FAO helps rebuild farming livelihoods in Myanmar’s conflict areas
Photo: FAO Myanmar
U Maung Chay, a 48-year-old farmer and father of six, lives in one of the poorest, conflict-prone areas of Myanmar - Rakhine State. He is a member of the Muslim community, which has suffered inter-ethnic violence over several years. Many people in the community fled to displacement camps, while others sought safety in neighbouring countries. In October 2016, unresolved inter-communal tension between the Muslim minority and the Rakhine Buddhist majority once again led to an outbreak of violence.
As the head of his household, U Maung Chay is responsible for providing his family with income and food. However, this is not an easy task. The land he owns allows him to cultivate paddy rice during the monsoon season and pulses in winter season. Although he is better off than other farmers in the same village, he cannot afford to buy quality seeds and fertilizers that would improve his productivity and generate greater income to support his family.
During the monsoon season in 2015 and 2016, as with many other peasants, he suffered from the floods that destroyed his rice field, killed his livestock, swept away stored paddy, damaged his property and resulted in food shortages. The lack of options for replanting became a major obstacle to post-disaster recovery. Because he had no non-farm income, U Maung Chay was forced to borrow food and seeds at high interest rates to support his family and restore agricultural activities.
“After the disaster I had no seeds, so I had to borrow them from other people who demanded 100 percent interest.

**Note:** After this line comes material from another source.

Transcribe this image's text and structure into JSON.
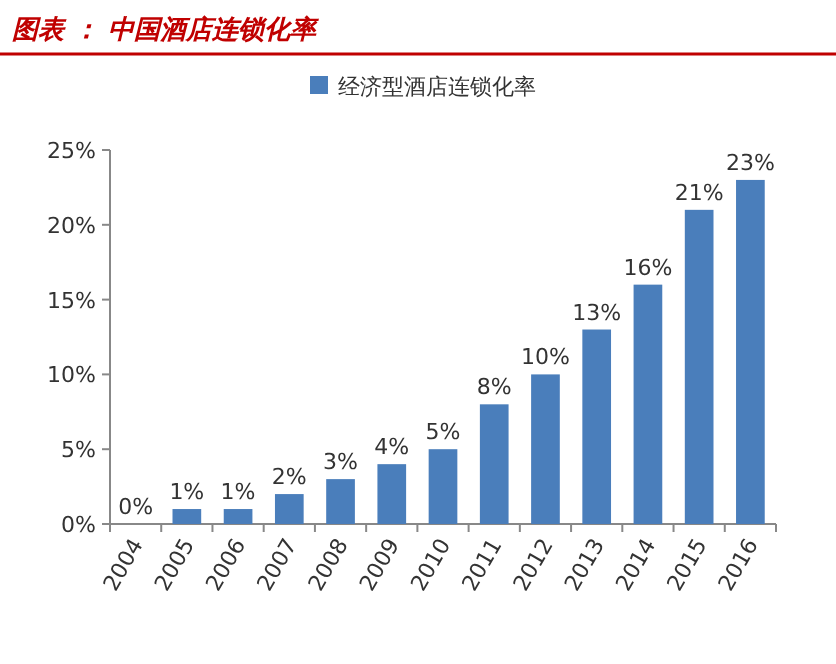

Since the interest rate was so high, I could only manage to repay 50 percent of my debt,” he explained. Like other farmers in his community, U Maung Chay had been victimised by a combination of poverty and vulnerability caused by the negative consequences of flooding that left him and many other peasants with unpaid debt. Limited by such complex conditions, farmers end up without resources to grow their winter crop and consequently have to rely on their one monsoon season crop.
To assist these vulnerable agriculture-dependent communities, FAO is implementing a livelihood recovery project for approximately 50 000 people in Rakhine and Chin States with generous funding from the Government of Japan.

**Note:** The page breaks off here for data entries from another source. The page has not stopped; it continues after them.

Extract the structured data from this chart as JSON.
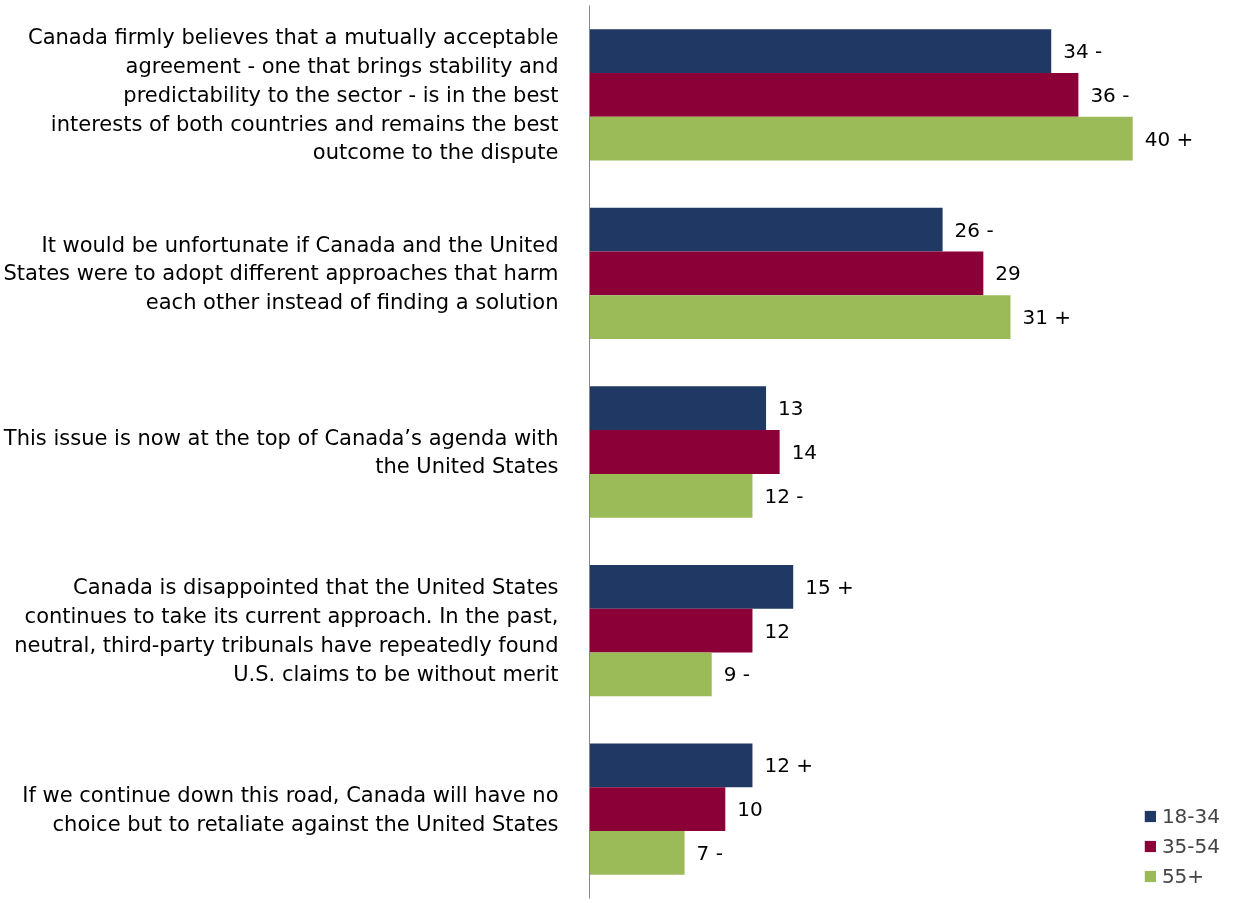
{
  "chart_data": {
    "type": "bar",
    "orientation": "horizontal",
    "categories": [
      "Canada firmly believes that a mutually acceptable agreement - one that brings stability and predictability to the sector - is in the best interests of both countries and remains the best outcome to the dispute",
      "It would be unfortunate if Canada and the United States were to adopt different approaches that harm each other instead of finding a solution",
      "This issue is now at the top of Canada’s agenda with the United States",
      "Canada is disappointed that the United States continues to take its current approach. In the past, neutral, third-party tribunals have repeatedly found U.S. claims to be without merit",
      "If we continue down this road, Canada will have no choice but to retaliate against the United States"
    ],
    "series": [
      {
        "name": "18-34",
        "color": "#203864",
        "values": [
          34,
          26,
          13,
          15,
          12
        ],
        "value_labels": [
          "34 -",
          "26 -",
          "13",
          "15 +",
          "12 +"
        ]
      },
      {
        "name": "35-54",
        "color": "#8b0037",
        "values": [
          36,
          29,
          14,
          12,
          10
        ],
        "value_labels": [
          "36 -",
          "29",
          "14",
          "12",
          "10"
        ]
      },
      {
        "name": "55+",
        "color": "#9bbb59",
        "values": [
          40,
          31,
          12,
          9,
          7
        ],
        "value_labels": [
          "40 +",
          "31 +",
          "12 -",
          "9 -",
          "7 -"
        ]
      }
    ],
    "tick_labels": "y",
    "legend": "bottom right"
  }
}
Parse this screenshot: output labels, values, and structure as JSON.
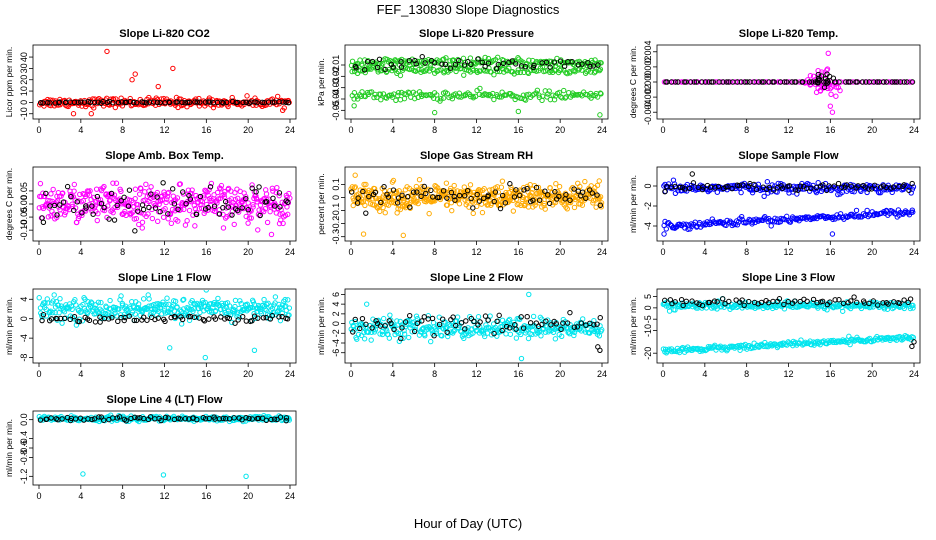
{
  "figure": {
    "title": "FEF_130830  Slope Diagnostics",
    "xlabel": "Hour of Day (UTC)"
  },
  "chart_data": [
    {
      "type": "scatter",
      "title": "Slope Li-820 CO2",
      "ylabel": "Licor ppm per min.",
      "xlim": [
        0,
        24
      ],
      "xticks": [
        0,
        4,
        8,
        12,
        16,
        20,
        24
      ],
      "xtick_labels": [
        "0",
        "4",
        "8",
        "12",
        "16",
        "20",
        "24"
      ],
      "ylim": [
        -12,
        48
      ],
      "yticks": [
        -10,
        0,
        10,
        20,
        30,
        40
      ],
      "ytick_labels": [
        "-10",
        "0",
        "10",
        "20",
        "30",
        "40"
      ],
      "series": [
        {
          "name": "all samples",
          "color": "#ff0000",
          "kind": "band",
          "center": 0,
          "spread": 4,
          "count": 240,
          "outliers": [
            [
              6.5,
              45
            ],
            [
              8.9,
              20
            ],
            [
              9.2,
              25
            ],
            [
              12.8,
              30
            ],
            [
              11.4,
              14
            ],
            [
              5.0,
              -10
            ],
            [
              3.3,
              -10
            ]
          ]
        },
        {
          "name": "selected",
          "color": "#000000",
          "kind": "band",
          "center": 0,
          "spread": 0.6,
          "count": 75
        }
      ]
    },
    {
      "type": "scatter",
      "title": "Slope Li-820 Pressure",
      "ylabel": "kPa per min.",
      "xlim": [
        0,
        24
      ],
      "xticks": [
        0,
        4,
        8,
        12,
        16,
        20,
        24
      ],
      "xtick_labels": [
        "0",
        "4",
        "8",
        "12",
        "16",
        "20",
        "24"
      ],
      "ylim": [
        -0.055,
        0.005
      ],
      "yticks": [
        -0.05,
        -0.04,
        -0.03,
        -0.02,
        -0.01
      ],
      "ytick_labels": [
        "-0.05",
        "-0.04",
        "-0.03",
        "-0.02",
        "-0.01"
      ],
      "series": [
        {
          "name": "upper band",
          "color": "#22cc22",
          "kind": "band",
          "center": -0.008,
          "spread": 0.004,
          "count": 180
        },
        {
          "name": "mid band",
          "color": "#22cc22",
          "kind": "band",
          "center": -0.015,
          "spread": 0.003,
          "count": 140
        },
        {
          "name": "lower band",
          "color": "#22cc22",
          "kind": "band",
          "center": -0.037,
          "spread": 0.004,
          "count": 160,
          "outliers": [
            [
              8.0,
              -0.052
            ],
            [
              16.0,
              -0.051
            ],
            [
              23.8,
              -0.054
            ],
            [
              0.3,
              -0.046
            ]
          ]
        },
        {
          "name": "selected",
          "color": "#000000",
          "kind": "band",
          "center": -0.009,
          "spread": 0.005,
          "count": 55
        }
      ]
    },
    {
      "type": "scatter",
      "title": "Slope Li-820 Temp.",
      "ylabel": "degrees C per min.",
      "xlim": [
        0,
        24
      ],
      "xticks": [
        0,
        4,
        8,
        12,
        16,
        20,
        24
      ],
      "xtick_labels": [
        "0",
        "4",
        "8",
        "12",
        "16",
        "20",
        "24"
      ],
      "ylim": [
        -0.0045,
        0.0045
      ],
      "yticks": [
        -0.004,
        -0.002,
        0.0,
        0.002,
        0.004
      ],
      "ytick_labels": [
        "-0.004",
        "-0.002",
        "0.000",
        "0.002",
        "0.004"
      ],
      "series": [
        {
          "name": "all samples",
          "color": "#ff00ff",
          "kind": "band",
          "center": 0,
          "spread": 0.0,
          "count": 80,
          "cluster": {
            "x0": 13.5,
            "x1": 17.0,
            "spread": 0.0012,
            "count": 45
          },
          "outliers": [
            [
              15.8,
              0.0038
            ],
            [
              16.2,
              -0.004
            ],
            [
              16.0,
              -0.0032
            ]
          ]
        },
        {
          "name": "selected",
          "color": "#000000",
          "kind": "band",
          "center": 0,
          "spread": 0.0,
          "count": 70,
          "cluster": {
            "x0": 14.5,
            "x1": 16.5,
            "spread": 0.0009,
            "count": 14
          }
        }
      ]
    },
    {
      "type": "scatter",
      "title": "Slope Amb. Box Temp.",
      "ylabel": "degrees C per min.",
      "xlim": [
        0,
        24
      ],
      "xticks": [
        0,
        4,
        8,
        12,
        16,
        20,
        24
      ],
      "xtick_labels": [
        "0",
        "4",
        "8",
        "12",
        "16",
        "20",
        "24"
      ],
      "ylim": [
        -0.13,
        0.13
      ],
      "yticks": [
        -0.1,
        -0.05,
        0.0,
        0.05
      ],
      "ytick_labels": [
        "-0.10",
        "-0.05",
        "0.00",
        "0.05"
      ],
      "series": [
        {
          "name": "all samples",
          "color": "#ff00ff",
          "kind": "band",
          "center": 0,
          "spread": 0.07,
          "count": 420
        },
        {
          "name": "selected",
          "color": "#000000",
          "kind": "band",
          "center": 0,
          "spread": 0.07,
          "count": 75
        }
      ]
    },
    {
      "type": "scatter",
      "title": "Slope Gas Stream RH",
      "ylabel": "percent per min.",
      "xlim": [
        0,
        24
      ],
      "xticks": [
        0,
        4,
        8,
        12,
        16,
        20,
        24
      ],
      "xtick_labels": [
        "0",
        "4",
        "8",
        "12",
        "16",
        "20",
        "24"
      ],
      "ylim": [
        -0.31,
        0.21
      ],
      "yticks": [
        -0.3,
        -0.2,
        -0.1,
        0.0,
        0.1
      ],
      "ytick_labels": [
        "-0.3",
        "-0.2",
        "-0.1",
        "0",
        "0.1"
      ],
      "series": [
        {
          "name": "all samples",
          "color": "#ffaa00",
          "kind": "band",
          "center": 0,
          "spread": 0.1,
          "count": 460,
          "outliers": [
            [
              1.2,
              -0.28
            ],
            [
              5.0,
              -0.29
            ],
            [
              0.4,
              0.17
            ]
          ]
        },
        {
          "name": "selected",
          "color": "#000000",
          "kind": "band",
          "center": 0,
          "spread": 0.08,
          "count": 75
        }
      ]
    },
    {
      "type": "scatter",
      "title": "Slope Sample Flow",
      "ylabel": "ml/min per min.",
      "xlim": [
        0,
        24
      ],
      "xticks": [
        0,
        4,
        8,
        12,
        16,
        20,
        24
      ],
      "xtick_labels": [
        "0",
        "4",
        "8",
        "12",
        "16",
        "20",
        "24"
      ],
      "ylim": [
        -5.2,
        1.6
      ],
      "yticks": [
        -4,
        -2,
        0
      ],
      "ytick_labels": [
        "-4",
        "-2",
        "0"
      ],
      "series": [
        {
          "name": "upper band",
          "color": "#0000ff",
          "kind": "band",
          "center": -0.2,
          "spread": 0.5,
          "count": 230
        },
        {
          "name": "lower band",
          "color": "#0000ff",
          "kind": "trend",
          "y0": -4.0,
          "y1": -2.6,
          "spread": 0.35,
          "count": 200,
          "outliers": [
            [
              0.1,
              -4.8
            ],
            [
              16.2,
              -4.8
            ]
          ]
        },
        {
          "name": "selected",
          "color": "#000000",
          "kind": "band",
          "center": -0.1,
          "spread": 0.45,
          "count": 70,
          "outliers": [
            [
              2.8,
              1.2
            ]
          ]
        }
      ]
    },
    {
      "type": "scatter",
      "title": "Slope Line 1 Flow",
      "ylabel": "ml/min per min.",
      "xlim": [
        0,
        24
      ],
      "xticks": [
        0,
        4,
        8,
        12,
        16,
        20,
        24
      ],
      "xtick_labels": [
        "0",
        "4",
        "8",
        "12",
        "16",
        "20",
        "24"
      ],
      "ylim": [
        -8.5,
        5.5
      ],
      "yticks": [
        -8,
        -4,
        0,
        4
      ],
      "ytick_labels": [
        "-8",
        "-4",
        "0",
        "4"
      ],
      "series": [
        {
          "name": "all samples",
          "color": "#00e5ee",
          "kind": "band",
          "center": 2,
          "spread": 2.2,
          "count": 340,
          "outliers": [
            [
              15.9,
              -8
            ],
            [
              12.5,
              -6
            ],
            [
              20.6,
              -6.5
            ]
          ]
        },
        {
          "name": "selected",
          "color": "#000000",
          "kind": "band",
          "center": 0,
          "spread": 0.8,
          "count": 70
        }
      ]
    },
    {
      "type": "scatter",
      "title": "Slope Line 2 Flow",
      "ylabel": "ml/min per min.",
      "xlim": [
        0,
        24
      ],
      "xticks": [
        0,
        4,
        8,
        12,
        16,
        20,
        24
      ],
      "xtick_labels": [
        "0",
        "4",
        "8",
        "12",
        "16",
        "20",
        "24"
      ],
      "ylim": [
        -7.5,
        6.5
      ],
      "yticks": [
        -6,
        -4,
        -2,
        0,
        2,
        4,
        6
      ],
      "ytick_labels": [
        "-6",
        "-4",
        "-2",
        "0",
        "2",
        "4",
        "6"
      ],
      "series": [
        {
          "name": "all samples",
          "color": "#00e5ee",
          "kind": "band",
          "center": -1,
          "spread": 2.2,
          "count": 320,
          "outliers": [
            [
              17.0,
              6
            ],
            [
              1.5,
              4
            ],
            [
              16.3,
              -7.2
            ]
          ]
        },
        {
          "name": "selected",
          "color": "#000000",
          "kind": "band",
          "center": 0,
          "spread": 2.0,
          "count": 70,
          "outliers": [
            [
              23.8,
              -5.5
            ],
            [
              23.6,
              -4.8
            ]
          ]
        }
      ]
    },
    {
      "type": "scatter",
      "title": "Slope Line 3 Flow",
      "ylabel": "ml/min per min.",
      "xlim": [
        0,
        24
      ],
      "xticks": [
        0,
        4,
        8,
        12,
        16,
        20,
        24
      ],
      "xtick_labels": [
        "0",
        "4",
        "8",
        "12",
        "16",
        "20",
        "24"
      ],
      "ylim": [
        -23,
        7
      ],
      "yticks": [
        -20,
        -10,
        -5,
        0,
        5
      ],
      "ytick_labels": [
        "-20",
        "-10",
        "-5",
        "0",
        "5"
      ],
      "series": [
        {
          "name": "upper band",
          "color": "#00e5ee",
          "kind": "band",
          "center": 1,
          "spread": 1.6,
          "count": 260
        },
        {
          "name": "lower band",
          "color": "#00e5ee",
          "kind": "trend",
          "y0": -19,
          "y1": -13,
          "spread": 1.2,
          "count": 230
        },
        {
          "name": "selected",
          "color": "#000000",
          "kind": "band",
          "center": 2.5,
          "spread": 2.0,
          "count": 65,
          "outliers": [
            [
              24.0,
              -15
            ],
            [
              23.8,
              -17
            ]
          ]
        }
      ]
    },
    {
      "type": "scatter",
      "title": "Slope Line 4 (LT) Flow",
      "ylabel": "ml/min per min.",
      "xlim": [
        0,
        24
      ],
      "xticks": [
        0,
        4,
        8,
        12,
        16,
        20,
        24
      ],
      "xtick_labels": [
        "0",
        "4",
        "8",
        "12",
        "16",
        "20",
        "24"
      ],
      "ylim": [
        -1.32,
        0.12
      ],
      "yticks": [
        -1.2,
        -0.8,
        -0.6,
        -0.4,
        0.0
      ],
      "ytick_labels": [
        "-1.2",
        "-0.8",
        "-0.6",
        "-0.4",
        "0.0"
      ],
      "series": [
        {
          "name": "all samples",
          "color": "#00e5ee",
          "kind": "band",
          "center": 0.02,
          "spread": 0.05,
          "count": 300,
          "outliers": [
            [
              4.2,
              -1.15
            ],
            [
              11.9,
              -1.17
            ],
            [
              19.8,
              -1.2
            ]
          ]
        },
        {
          "name": "selected",
          "color": "#000000",
          "kind": "band",
          "center": 0.02,
          "spread": 0.04,
          "count": 70
        }
      ]
    }
  ]
}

Providing time-critical seeds, fertilizer and tools ahead of the winter season will help farmers diversify their agricultural production and will support access to food all year long. By distributing crop seeds suitable for the winter season, peasants will be less dependent on rice production. The diversification of yields will allow these farming communities to become more resilient to shocks, such as the floods that endanger paddy production every year, and which threatens their food security. In addition, by providing these vulnerable communities with farm inputs, they will no longer be forced to adopt negative coping strategies that trap them in a never-ending cycle of debt.

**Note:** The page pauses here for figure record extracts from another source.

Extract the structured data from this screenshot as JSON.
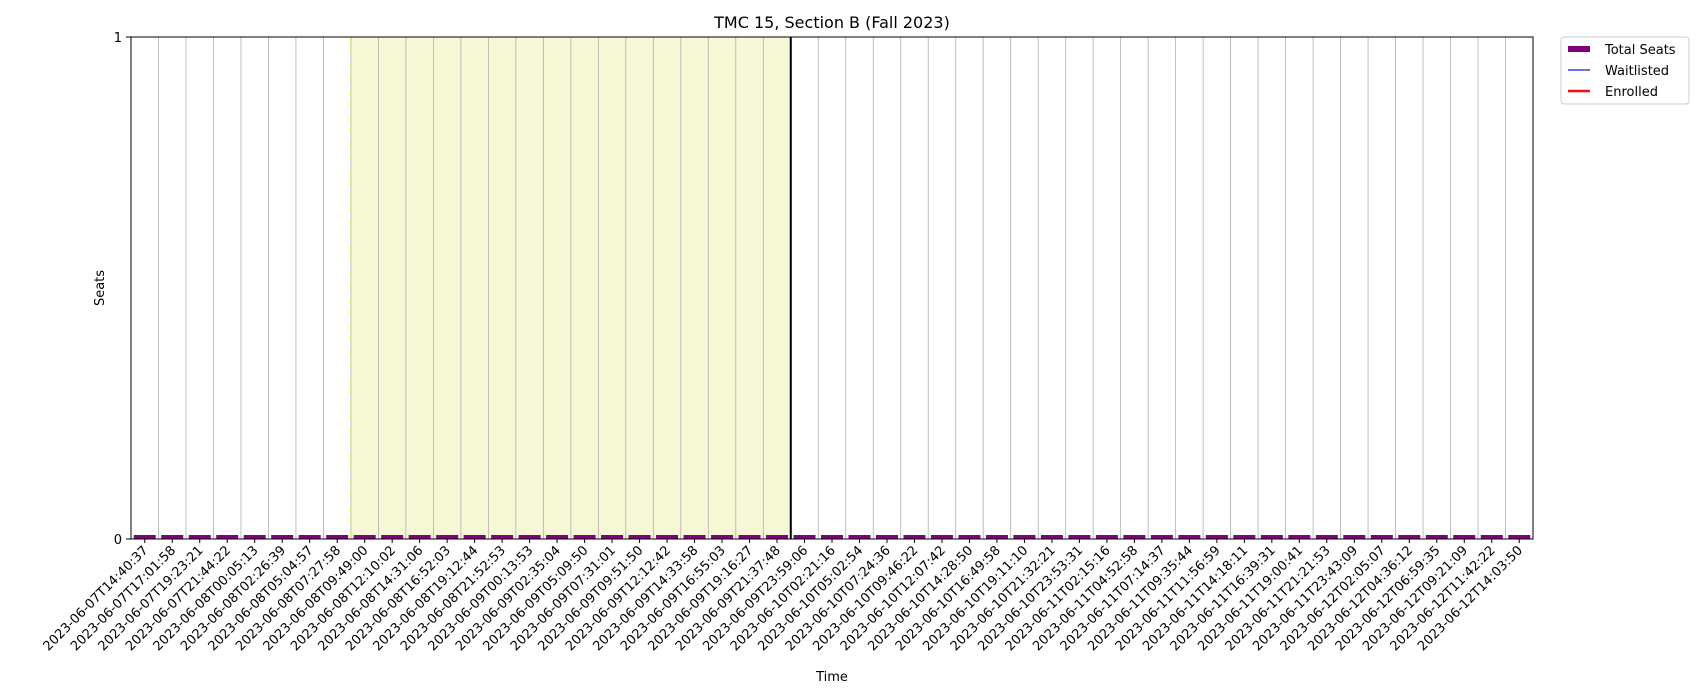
{
  "chart_data": {
    "type": "bar",
    "title": "TMC 15, Section B (Fall 2023)",
    "xlabel": "Time",
    "ylabel": "Seats",
    "ylim": [
      0,
      1
    ],
    "yticks": [
      "0",
      "1"
    ],
    "grid": "vertical",
    "legend_position": "top-right outside",
    "categories": [
      "2023-06-07T14:40:37",
      "2023-06-07T17:01:58",
      "2023-06-07T19:23:21",
      "2023-06-07T21:44:22",
      "2023-06-08T00:05:13",
      "2023-06-08T02:26:39",
      "2023-06-08T05:04:57",
      "2023-06-08T07:27:58",
      "2023-06-08T09:49:00",
      "2023-06-08T12:10:02",
      "2023-06-08T14:31:06",
      "2023-06-08T16:52:03",
      "2023-06-08T19:12:44",
      "2023-06-08T21:52:53",
      "2023-06-09T00:13:53",
      "2023-06-09T02:35:04",
      "2023-06-09T05:09:50",
      "2023-06-09T07:31:01",
      "2023-06-09T09:51:50",
      "2023-06-09T12:12:42",
      "2023-06-09T14:33:58",
      "2023-06-09T16:55:03",
      "2023-06-09T19:16:27",
      "2023-06-09T21:37:48",
      "2023-06-09T23:59:06",
      "2023-06-10T02:21:16",
      "2023-06-10T05:02:54",
      "2023-06-10T07:24:36",
      "2023-06-10T09:46:22",
      "2023-06-10T12:07:42",
      "2023-06-10T14:28:50",
      "2023-06-10T16:49:58",
      "2023-06-10T19:11:10",
      "2023-06-10T21:32:21",
      "2023-06-10T23:53:31",
      "2023-06-11T02:15:16",
      "2023-06-11T04:52:58",
      "2023-06-11T07:14:37",
      "2023-06-11T09:35:44",
      "2023-06-11T11:56:59",
      "2023-06-11T14:18:11",
      "2023-06-11T16:39:31",
      "2023-06-11T19:00:41",
      "2023-06-11T21:21:53",
      "2023-06-11T23:43:09",
      "2023-06-12T02:05:07",
      "2023-06-12T04:36:12",
      "2023-06-12T06:59:35",
      "2023-06-12T09:21:09",
      "2023-06-12T11:42:22",
      "2023-06-12T14:03:50"
    ],
    "series": [
      {
        "name": "Total Seats",
        "color": "#800080",
        "values": [
          0,
          0,
          0,
          0,
          0,
          0,
          0,
          0,
          0,
          0,
          0,
          0,
          0,
          0,
          0,
          0,
          0,
          0,
          0,
          0,
          0,
          0,
          0,
          0,
          0,
          0,
          0,
          0,
          0,
          0,
          0,
          0,
          0,
          0,
          0,
          0,
          0,
          0,
          0,
          0,
          0,
          0,
          0,
          0,
          0,
          0,
          0,
          0,
          0,
          0,
          0
        ]
      },
      {
        "name": "Waitlisted",
        "color": "#3344dd",
        "values": [
          0,
          0,
          0,
          0,
          0,
          0,
          0,
          0,
          0,
          0,
          0,
          0,
          0,
          0,
          0,
          0,
          0,
          0,
          0,
          0,
          0,
          0,
          0,
          0,
          0,
          0,
          0,
          0,
          0,
          0,
          0,
          0,
          0,
          0,
          0,
          0,
          0,
          0,
          0,
          0,
          0,
          0,
          0,
          0,
          0,
          0,
          0,
          0,
          0,
          0,
          0
        ]
      },
      {
        "name": "Enrolled",
        "color": "#ee1111",
        "values": [
          0,
          0,
          0,
          0,
          0,
          0,
          0,
          0,
          0,
          0,
          0,
          0,
          0,
          0,
          0,
          0,
          0,
          0,
          0,
          0,
          0,
          0,
          0,
          0,
          0,
          0,
          0,
          0,
          0,
          0,
          0,
          0,
          0,
          0,
          0,
          0,
          0,
          0,
          0,
          0,
          0,
          0,
          0,
          0,
          0,
          0,
          0,
          0,
          0,
          0,
          0
        ]
      }
    ],
    "highlight_span": {
      "start": "2023-06-08T07:27:58",
      "end": "2023-06-09T21:37:48",
      "color": "#f7f8d6",
      "edge_color": "#d6d84a"
    },
    "marker_line": {
      "at": "2023-06-09T21:37:48",
      "color": "#000000"
    }
  }
}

The complementary provision of vegetable kits will diversify the community’s food consumption and improve nutrition. At the same time, villagers who do not have land will benefit from the distribution of livestock that includes piglets, chickens and goats. This provides food for subsistence while also diversifying small-farmer incomes.
“I received black gram seeds, agricultural tools, fertilizer, urea, and a vegetable kit from FAO. All these items are very helpful. Previously, I lacked black gram seeds for planting and fertilizer to apply on my plot. Now I have both and I don’t need to worry about not having the money to buy them. I am also very happy because I have much more fertilizer than usual and I do not have to buy tools. I expect my yields will increase since I've planted good quality seeds and have used a larger amount of fertilizer,” said U Maung Chay.
Despite the support provided by FAO through the current project and previous interventions, a major effort is needed to bring livelihood assistance to those populations affected by recurring crises and disasters. FAO is appealing for USD 5.1 million to scale up its emergency response portfolio in Myanmar. This will include rebuilding agriculture livelihoods that were lost because of disasters and building resilience to break the cycle of poverty and promote food security.